O Real Digital é uma iniciativa que vai de encontro com a total digitalização prevista por Roberto Campos Neto, presidente do BC, e chega para modernizar o sistema financeiro e consolidar a digitalização da economia brasileira. Open Finance e PIX foram os precursores para a digitalização e abriram caminho para o Real Digital, que terá uma vertente diferente de tudo que existe no mercado atual.

O Real Digital será nada mais que uma versão virtual da moeda física, como conhecemos hoje, com a mesma conversão e valor. Ele poderá ser utilizado para realizar transações comerciais, pagamentos, transferências e remessas, entre outras operações financeiras. A moeda digital terá paridade e será linear com o Real – um para um; podendo seu usuário decidir por qual moeda ele deseja transacionar.

A ideia, assim, é criar uma forma de pagamento eletrônico, mais segura e eficiente, que possa ser utilizada por qualquer pessoa ou empresa que tenha acesso à internet. A expectativa é que sua circulação seja garantida pela autoridade monetária brasileira, como acontece com a moeda física atualmente. Além disso, especula-se que o Real Digital possa ser integrado a uma plataforma de blockchain, o que permitiria maior rastreabilidade e segurança nas transações realizadas utilizando a moeda digital.

Diferentemente do Bitcoin, que são moedas digitais descentralizadas e funcionam em uma rede blockchain pública, o Real Digital deverá ter o controle e regulamentação de uma rede comandada pelo próprio Banco Central.

Qual será o impacto do Real Digital na sociedade brasileira? – Tradicionalmente, a sociedade brasileira esteve muito conectada com “pagamentos físicos”. Dinheiro em espécie, cartões de crédito e de débito sempre fizeram parte das compras e do dia a dia do cidadão no país, mas o movimento de digitalização que atingiu o mundo como um todo tem mudado não somente o modo como o brasileiro consome, mas também como paga suas contas e realiza suas atividades financeiras.

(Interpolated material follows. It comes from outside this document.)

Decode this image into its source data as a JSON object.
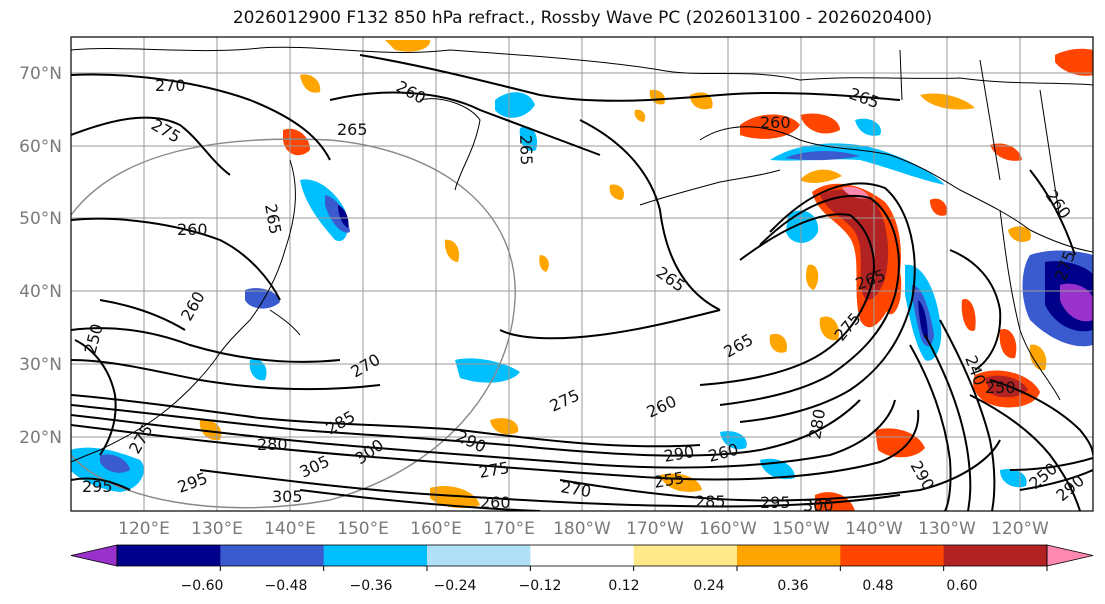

De acordo com dados da Febraban, sete em cada 10 operações bancárias realizadas no país em 2021 foram feitas por meio do celular ou internet. A digitalização do brasileiro pode ser um aliado para o Real Digital que, ainda em fase de testes, demonstra potencial para dar continuidade ao desenvolvimento do cidadão dentro de um ambiente que cada vez mais é parte essencial da sociedade.

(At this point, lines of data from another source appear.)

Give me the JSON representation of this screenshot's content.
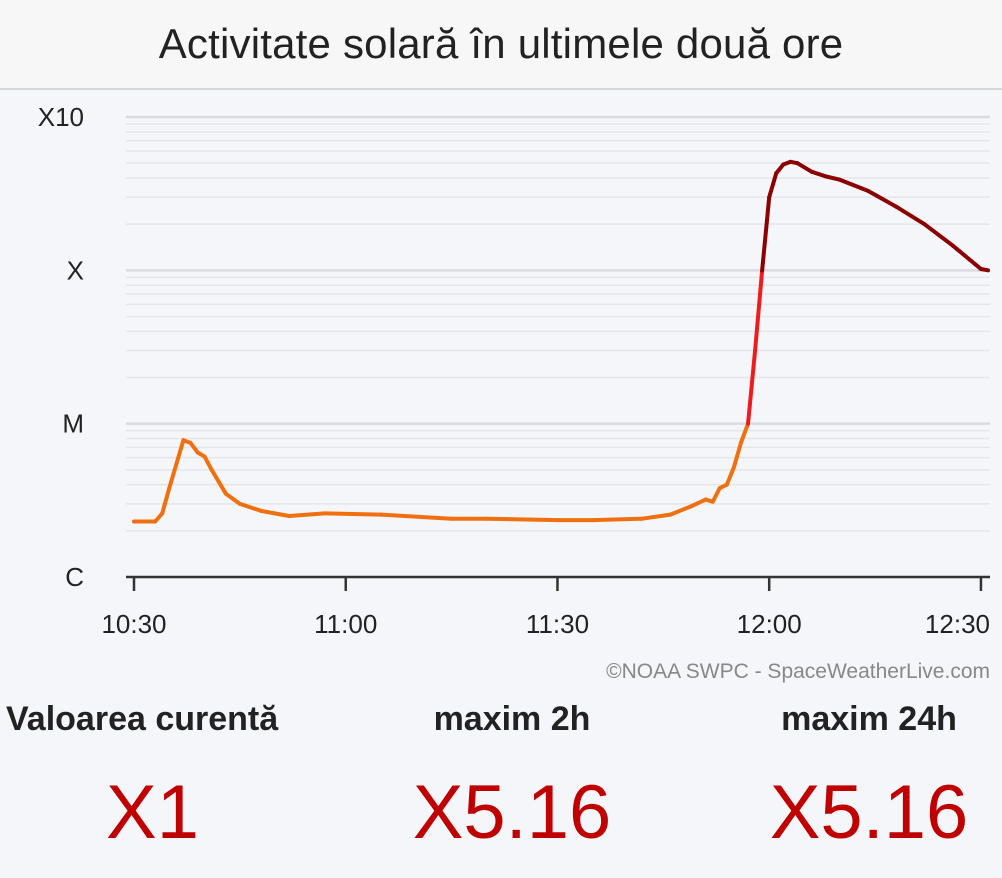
{
  "header": {
    "title": "Activitate solară în ultimele două ore"
  },
  "credit": "©NOAA SWPC - SpaceWeatherLive.com",
  "chart_data": {
    "type": "line",
    "title": "Activitate solară în ultimele două ore",
    "y_scale": "log",
    "y_unit": "W/m²",
    "ylim": [
      1e-06,
      0.001
    ],
    "y_ticks": [
      {
        "label": "X10",
        "value": 0.001
      },
      {
        "label": "X",
        "value": 0.0001
      },
      {
        "label": "M",
        "value": 1e-05
      },
      {
        "label": "C",
        "value": 1e-06
      }
    ],
    "x_ticks": [
      "10:30",
      "11:00",
      "11:30",
      "12:00",
      "12:30"
    ],
    "xlim": [
      "10:30",
      "12:31"
    ],
    "grid": true,
    "class_colors": {
      "C": "#f07010",
      "M": "#f07010",
      "X": "#ee1c1c",
      "X10": "#8b0000"
    },
    "series": [
      {
        "points": [
          [
            "10:30",
            2.3e-06
          ],
          [
            "10:33",
            2.3e-06
          ],
          [
            "10:34",
            2.6e-06
          ],
          [
            "10:35",
            3.8e-06
          ],
          [
            "10:37",
            7.8e-06
          ],
          [
            "10:38",
            7.5e-06
          ],
          [
            "10:39",
            6.5e-06
          ],
          [
            "10:40",
            6.1e-06
          ],
          [
            "10:41",
            5e-06
          ],
          [
            "10:43",
            3.5e-06
          ],
          [
            "10:45",
            3e-06
          ],
          [
            "10:48",
            2.7e-06
          ],
          [
            "10:52",
            2.5e-06
          ],
          [
            "10:57",
            2.6e-06
          ],
          [
            "11:05",
            2.55e-06
          ],
          [
            "11:15",
            2.4e-06
          ],
          [
            "11:20",
            2.4e-06
          ],
          [
            "11:30",
            2.35e-06
          ],
          [
            "11:35",
            2.35e-06
          ],
          [
            "11:42",
            2.4e-06
          ],
          [
            "11:46",
            2.55e-06
          ],
          [
            "11:49",
            2.9e-06
          ],
          [
            "11:51",
            3.2e-06
          ],
          [
            "11:52",
            3.1e-06
          ],
          [
            "11:53",
            3.8e-06
          ],
          [
            "11:54",
            4e-06
          ],
          [
            "11:55",
            5.2e-06
          ],
          [
            "11:56",
            7.5e-06
          ],
          [
            "11:57",
            1e-05
          ],
          [
            "11:58",
            3e-05
          ],
          [
            "11:59",
            0.0001
          ],
          [
            "12:00",
            0.0003
          ],
          [
            "12:01",
            0.00043
          ],
          [
            "12:02",
            0.00049
          ],
          [
            "12:03",
            0.00051
          ],
          [
            "12:04",
            0.0005
          ],
          [
            "12:06",
            0.00044
          ],
          [
            "12:08",
            0.00041
          ],
          [
            "12:10",
            0.00039
          ],
          [
            "12:14",
            0.00033
          ],
          [
            "12:18",
            0.00026
          ],
          [
            "12:22",
            0.0002
          ],
          [
            "12:26",
            0.000145
          ],
          [
            "12:30",
            0.000102
          ],
          [
            "12:31",
            0.0001
          ]
        ]
      }
    ]
  },
  "stats": {
    "current": {
      "label": "Valoarea curentă",
      "value": "X1"
    },
    "max2h": {
      "label": "maxim 2h",
      "value": "X5.16"
    },
    "max24h": {
      "label": "maxim 24h",
      "value": "X5.16"
    }
  }
}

A chegada do Real Digital pode trazer inúmeros benefícios para a sociedade brasileira, segundo o Banco Central, entre eles:

  • Redução do uso do dinheiro em papel: ainda de acordo com o Banco Central, o dinheiro em papel representa 3% do montante disponível para operações no Brasil. A chegada do Real Digital poderia concentrar as operações no mesmo, diminuindo a necessidade da emissão de cédulas e moedas;
  • Inibição de crimes: crimes conhecidos no país, como lavagem de dinheiro podem ser diminuídos com a presença do Real Digital, pois ele elimina a necessidade da conversão monetária, podendo ser utilizado em qualquer lugar do mundo;
  • Estímulo à concorrência no ambiente digital: de acordo com um levantamento do Banco de Compensações Internacionais (BIS), mais de 80% dos bancos centrais do mundo estão desenvolvendo moedas digitais. Além disso, potências estabelecidas no cenário mundial, como China, Estados Unidos e Japão já possuem moedas digitais.

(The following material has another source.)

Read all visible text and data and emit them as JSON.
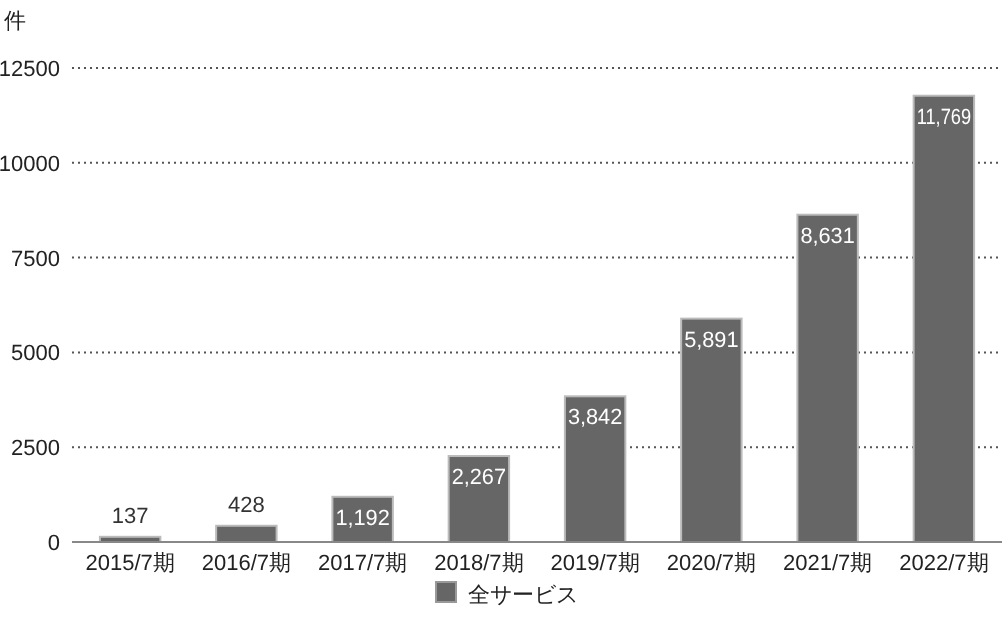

Apenas o futuro irá validar as projeções do BC para o Real Digital e para o papel do cidadão brasileiro dentro deste sistema, mas as expectativas se tornam positivas ao observar o recente crescimento do uso de aplicativos bancários, a ascensão meteórica do Pix, e da própria conscientização do cidadão quanto à modernização dos processos.